Die Trompe de Chasse, ein geschichtsreiches Instrument mit Zukunft

1750ca N M Spengler Hl Hubertus web

Eine kurze Einführung in die Geschichte der Trompe

Seite jeher dient das Horn Jägern und Schäfern als Verständigungsmittel, aber auch als Alarm-Instrument. Je nach örtlich vorhandenem Material und den gegebenen technischen Möglichkeiten wurden Hörner aus Tierhorn, Holz, Metall oder sogar aus Elfenbein angefertigt. Aus letzterem leitet sich der Name Olifant ab. Diese nur wenig gebogenen Hörner unterscheiden sich von der gewickelten Trompe durch den Austritt des Schalls, der hier nach vorne gerichtet ist und bei der Trompe nach hinten.

In den Armeen Ludwig des Heiligen (um 1250) waren diese Hörner une die Trompe gleichermassen in Gebrauch.

Die Trompe durchlief mannnigfaltige Entwicklungsstufen. Es gab unterschiedlichste Längen, Formen und Tonarten, auch, um das Instrument der Kerchenmusik oder einer orchestralen Formationen anzupassen.

Erst im Zeitalter Ludwig XV. fand die Trompe de Chasse im Dampierre-Horn seine charakteristische Form und Klangeigenschaft. Dieses Horn (Tromp) hatte einundeinhalb Windungen war in der Tonard -D- gestimmt.

Um 1814 wurde der Durchmesser des Hornes verringert, indem man es mit 3 1/2 Windungen konstruierte.
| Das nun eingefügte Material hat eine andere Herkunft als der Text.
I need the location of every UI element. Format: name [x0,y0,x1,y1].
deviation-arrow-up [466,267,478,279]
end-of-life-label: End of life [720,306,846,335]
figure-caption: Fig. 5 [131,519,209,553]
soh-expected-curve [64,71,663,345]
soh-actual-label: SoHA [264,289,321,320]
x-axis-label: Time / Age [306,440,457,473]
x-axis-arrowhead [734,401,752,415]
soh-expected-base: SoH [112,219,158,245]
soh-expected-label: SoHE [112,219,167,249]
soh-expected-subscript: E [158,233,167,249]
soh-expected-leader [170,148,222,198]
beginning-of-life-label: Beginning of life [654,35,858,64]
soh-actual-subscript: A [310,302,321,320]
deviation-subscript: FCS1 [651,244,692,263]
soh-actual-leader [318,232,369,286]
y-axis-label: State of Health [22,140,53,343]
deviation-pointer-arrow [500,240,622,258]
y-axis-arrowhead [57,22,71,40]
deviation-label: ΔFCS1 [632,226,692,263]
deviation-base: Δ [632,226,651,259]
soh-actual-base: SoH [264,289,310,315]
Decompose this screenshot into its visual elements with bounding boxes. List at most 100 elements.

Diese Trompe D'Orléans entspricht unserer heutigen Trompe de Chasse.

 

Die Trompe heute

Die Trompe besticht durch ihre klassische Form und ihre glänzende Materialität.Aber sie ist mehr als nur ein dekorativer Gegenstand, sie ist eng mit der Tradition und Geschichte der Parforcejagd verbunden.
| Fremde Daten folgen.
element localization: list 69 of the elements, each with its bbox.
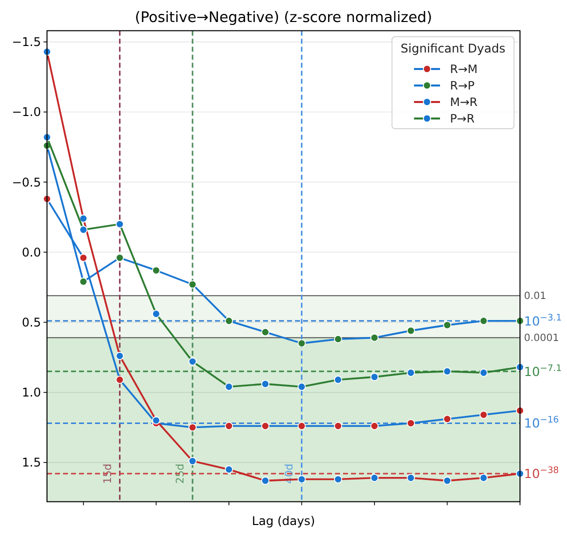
point: [79, 214, 88, 223]
x-axis-title: Lag (days): [252, 514, 316, 528]
y-tick-label: 1.0: [22, 386, 41, 400]
legend-label: P→R: [450, 111, 475, 126]
point: [152, 310, 160, 318]
ref-line-label: 15d: [102, 464, 114, 484]
point: [224, 422, 234, 430]
point: [370, 422, 379, 430]
ref-line-label: 10$^{−3.1}$: [524, 313, 562, 328]
band-label: 0.01: [524, 291, 546, 302]
point: [406, 474, 415, 482]
point: [406, 419, 415, 428]
point: [334, 376, 342, 384]
point: [443, 414, 452, 424]
legend-label: R→P: [450, 78, 475, 92]
point: [480, 410, 488, 419]
point: [298, 382, 306, 391]
legend-title: Significant Dyads: [400, 42, 506, 56]
point: [370, 372, 379, 382]
point: [116, 352, 124, 360]
point: [224, 382, 234, 391]
point: [370, 334, 379, 342]
point: [116, 376, 124, 384]
y-tick-label: −0.5: [12, 175, 41, 190]
y-tick-label: −1.5: [12, 35, 41, 50]
point: [261, 476, 270, 485]
point: [334, 334, 342, 344]
ref-line-label: 25d: [174, 464, 187, 484]
point: [334, 475, 342, 484]
point: [152, 416, 160, 424]
point: [443, 320, 452, 330]
point: [298, 475, 306, 484]
point: [188, 456, 197, 466]
ref-line-label: 10$^{−16}$: [524, 416, 560, 431]
point: [261, 328, 270, 336]
point: [480, 316, 488, 325]
point: [224, 316, 234, 325]
point: [79, 254, 88, 262]
point: [152, 266, 160, 275]
y-tick-label: 0.0: [22, 245, 41, 260]
point: [116, 220, 124, 228]
point: [334, 422, 342, 430]
legend-label: M→R: [450, 94, 478, 109]
point: [406, 326, 415, 335]
point: [480, 474, 488, 482]
point: [188, 423, 197, 432]
legend-label: R→M: [450, 62, 478, 76]
point: [480, 368, 488, 377]
point: [261, 422, 270, 430]
point: [406, 368, 415, 377]
ref-line-label: 10$^{−38}$: [524, 466, 560, 482]
chart-title: (Positive→Negative) (z-score normalized): [134, 10, 432, 26]
point: [443, 367, 452, 376]
point: [298, 339, 306, 348]
point: [116, 254, 124, 262]
point: [79, 278, 88, 286]
point: [443, 476, 452, 485]
point: [79, 226, 88, 234]
y-tick-label: −1.0: [12, 105, 41, 120]
point: [261, 380, 270, 388]
y-tick-label: 1.5: [22, 456, 41, 470]
point: [188, 357, 197, 366]
y-tick-label: 0.5: [22, 315, 41, 330]
ref-line-label: 10$^{−7.1}$: [524, 364, 562, 379]
point: [370, 474, 379, 482]
point: [188, 280, 197, 289]
point: [224, 465, 234, 474]
band-label: 0.0001: [524, 333, 559, 344]
point: [298, 422, 306, 430]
Zum einen als Signalinstrument eingesetzt, ermöglicht sie eine Verständingung der Parforcejäger über weite Entfernungen und das Dirigieren der Jagdhunde.

Zum anderen ist die Trompe in der Kirchenmusik und bei sinfonischen Konzerten ein grandios klingendes Instrument mit unendlich vielen Klagnuancen, vom innigen geistlichen Gesang bis zur schmetternden Fanfare (Bien Aller).

Danke aller durch den Verband gesammelten Dokumente zur Trompe, kann das Instrument und seine Musik aktiv erhalten und gepflegt werden.

 

Die Rolle des Verbandes "Fédération Internationale des Trompes de France"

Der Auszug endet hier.